I think that it's now widely recognized by virtually every leader in healthcare that what's changed over the past few years is that the data have become a lot clearer. You almost have to back out of it and say, "What happened? Where did they get the data?" They got it from us, the big providers.

What's amazing is that, companies like us, UPMC, Cleveland Clinic, Providence, Ascension—big organizations that have done this for a while—I think they were the ones that said, "There's something going on out there. I'm not sure what it is, but I better figure this out." They were the ones that entered into these, at first, tentative relationships with these companies.

What's so stunning is that we've turned the corner on digital health. What's driving that even more now is this whole consumerism of care.

Unbeknownst to the rest of healthcare, venturing arms at big health systems quietly got formed, quietly started interacting with these companies, quietly started aggregating data, and these companies quietly became successes.
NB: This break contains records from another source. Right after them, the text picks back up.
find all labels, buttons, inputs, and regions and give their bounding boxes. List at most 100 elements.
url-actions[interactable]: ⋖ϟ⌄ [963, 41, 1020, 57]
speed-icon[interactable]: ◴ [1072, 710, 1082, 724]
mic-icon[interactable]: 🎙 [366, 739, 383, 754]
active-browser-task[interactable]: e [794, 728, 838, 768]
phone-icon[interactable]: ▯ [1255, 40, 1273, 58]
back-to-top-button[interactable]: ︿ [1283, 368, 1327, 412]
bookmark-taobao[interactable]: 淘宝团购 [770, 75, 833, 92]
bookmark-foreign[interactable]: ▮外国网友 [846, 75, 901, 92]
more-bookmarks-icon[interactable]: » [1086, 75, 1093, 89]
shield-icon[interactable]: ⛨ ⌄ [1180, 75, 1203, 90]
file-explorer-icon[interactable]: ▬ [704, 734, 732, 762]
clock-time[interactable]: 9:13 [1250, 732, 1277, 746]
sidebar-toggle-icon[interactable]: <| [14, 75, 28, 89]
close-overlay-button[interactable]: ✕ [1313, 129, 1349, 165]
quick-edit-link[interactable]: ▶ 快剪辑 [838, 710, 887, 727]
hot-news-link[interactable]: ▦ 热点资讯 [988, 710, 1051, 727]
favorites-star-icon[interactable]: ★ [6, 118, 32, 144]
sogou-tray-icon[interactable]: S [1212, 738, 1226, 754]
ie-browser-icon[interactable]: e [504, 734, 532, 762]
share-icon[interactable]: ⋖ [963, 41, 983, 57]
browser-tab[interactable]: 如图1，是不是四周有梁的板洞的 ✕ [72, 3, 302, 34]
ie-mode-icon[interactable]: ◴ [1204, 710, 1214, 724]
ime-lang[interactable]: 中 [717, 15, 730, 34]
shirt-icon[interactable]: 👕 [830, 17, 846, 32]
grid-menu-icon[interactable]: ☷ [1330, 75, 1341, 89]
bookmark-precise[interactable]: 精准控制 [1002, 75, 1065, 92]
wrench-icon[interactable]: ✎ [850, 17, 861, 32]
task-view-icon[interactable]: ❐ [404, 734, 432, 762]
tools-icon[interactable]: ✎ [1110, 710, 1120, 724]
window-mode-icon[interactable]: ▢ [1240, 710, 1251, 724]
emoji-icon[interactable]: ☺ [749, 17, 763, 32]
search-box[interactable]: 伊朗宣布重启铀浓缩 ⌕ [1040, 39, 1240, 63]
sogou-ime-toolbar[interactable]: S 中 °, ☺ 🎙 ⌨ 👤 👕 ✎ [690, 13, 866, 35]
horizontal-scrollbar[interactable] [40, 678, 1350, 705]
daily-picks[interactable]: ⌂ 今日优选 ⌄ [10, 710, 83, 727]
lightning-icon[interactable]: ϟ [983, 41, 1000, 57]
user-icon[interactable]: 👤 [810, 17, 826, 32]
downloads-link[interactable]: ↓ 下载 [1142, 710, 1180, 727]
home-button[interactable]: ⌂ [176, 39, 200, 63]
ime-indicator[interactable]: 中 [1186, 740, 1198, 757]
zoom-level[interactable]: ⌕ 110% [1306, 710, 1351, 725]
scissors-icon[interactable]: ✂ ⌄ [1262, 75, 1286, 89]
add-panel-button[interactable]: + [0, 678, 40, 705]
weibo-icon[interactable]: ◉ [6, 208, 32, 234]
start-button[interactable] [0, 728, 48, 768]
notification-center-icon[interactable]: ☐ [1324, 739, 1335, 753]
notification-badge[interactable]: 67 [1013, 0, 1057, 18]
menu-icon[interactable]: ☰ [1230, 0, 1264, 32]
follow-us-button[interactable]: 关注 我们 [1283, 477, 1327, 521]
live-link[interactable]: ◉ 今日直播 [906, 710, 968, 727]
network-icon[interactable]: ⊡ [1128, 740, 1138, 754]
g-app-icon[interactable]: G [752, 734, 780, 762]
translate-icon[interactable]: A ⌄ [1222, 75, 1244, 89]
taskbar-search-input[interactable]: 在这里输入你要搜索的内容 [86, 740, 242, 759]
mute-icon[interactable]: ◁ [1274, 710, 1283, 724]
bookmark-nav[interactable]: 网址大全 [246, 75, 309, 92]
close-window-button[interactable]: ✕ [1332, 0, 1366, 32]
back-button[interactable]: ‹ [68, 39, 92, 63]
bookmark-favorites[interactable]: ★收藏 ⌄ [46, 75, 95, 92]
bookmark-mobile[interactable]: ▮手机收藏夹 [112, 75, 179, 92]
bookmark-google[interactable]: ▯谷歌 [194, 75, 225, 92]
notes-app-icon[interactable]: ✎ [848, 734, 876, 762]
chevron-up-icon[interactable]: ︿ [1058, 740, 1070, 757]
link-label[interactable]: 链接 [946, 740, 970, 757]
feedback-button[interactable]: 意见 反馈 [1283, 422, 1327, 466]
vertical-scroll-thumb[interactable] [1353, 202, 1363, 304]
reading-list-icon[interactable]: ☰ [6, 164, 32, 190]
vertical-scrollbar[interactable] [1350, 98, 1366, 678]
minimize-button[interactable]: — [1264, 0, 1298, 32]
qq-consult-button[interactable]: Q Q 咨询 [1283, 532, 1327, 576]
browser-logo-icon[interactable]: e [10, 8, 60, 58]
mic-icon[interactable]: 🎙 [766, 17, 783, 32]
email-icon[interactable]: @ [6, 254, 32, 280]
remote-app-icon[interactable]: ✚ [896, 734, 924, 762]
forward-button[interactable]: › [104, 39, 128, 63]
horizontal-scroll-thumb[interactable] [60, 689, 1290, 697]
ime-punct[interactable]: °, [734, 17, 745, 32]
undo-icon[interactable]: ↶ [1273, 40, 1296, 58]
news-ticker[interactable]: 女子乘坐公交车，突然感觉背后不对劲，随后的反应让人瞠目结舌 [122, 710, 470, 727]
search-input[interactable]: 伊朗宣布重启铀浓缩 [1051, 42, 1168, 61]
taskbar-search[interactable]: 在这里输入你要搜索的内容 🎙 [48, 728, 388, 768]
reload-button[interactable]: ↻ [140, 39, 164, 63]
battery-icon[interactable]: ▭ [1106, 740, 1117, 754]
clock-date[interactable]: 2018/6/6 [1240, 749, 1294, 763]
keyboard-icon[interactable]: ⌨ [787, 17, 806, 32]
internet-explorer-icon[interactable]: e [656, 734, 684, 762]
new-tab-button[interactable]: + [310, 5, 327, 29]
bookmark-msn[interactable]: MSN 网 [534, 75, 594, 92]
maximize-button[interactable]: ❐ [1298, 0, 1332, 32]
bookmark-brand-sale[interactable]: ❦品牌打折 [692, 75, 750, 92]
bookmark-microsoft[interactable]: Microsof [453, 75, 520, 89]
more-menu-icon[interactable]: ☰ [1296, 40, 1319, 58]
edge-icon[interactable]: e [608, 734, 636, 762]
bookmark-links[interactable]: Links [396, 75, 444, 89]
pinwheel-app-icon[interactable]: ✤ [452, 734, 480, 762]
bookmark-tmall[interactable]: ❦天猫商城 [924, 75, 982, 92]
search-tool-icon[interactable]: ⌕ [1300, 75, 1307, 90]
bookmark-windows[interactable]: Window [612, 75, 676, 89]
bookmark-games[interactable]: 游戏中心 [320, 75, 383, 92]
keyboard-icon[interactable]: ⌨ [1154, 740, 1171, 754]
The root cause is these venturing arms. They are structured ways for health systems to interact with these companies. They did so in some cases because they thought they were good investments, in other cases they did it just to make sure they weren't missing something. These venturing arms are the tip of the spear for driving the Triple Aim.

“These venturing arms are the tip of the spear for driving the Triple Aim.”

Mandy Roth is the innovations editor at HealthLeaders.


Because health systems share similar strategies, they make ideal investment partners.

Northwell requires co-investors and is bringing deals to other health systems.

Innovation investments may be new to health systems, but not to corporate America, which provides operating models to emulate.

Early health system venturing arms helped digital health companies turn the corner.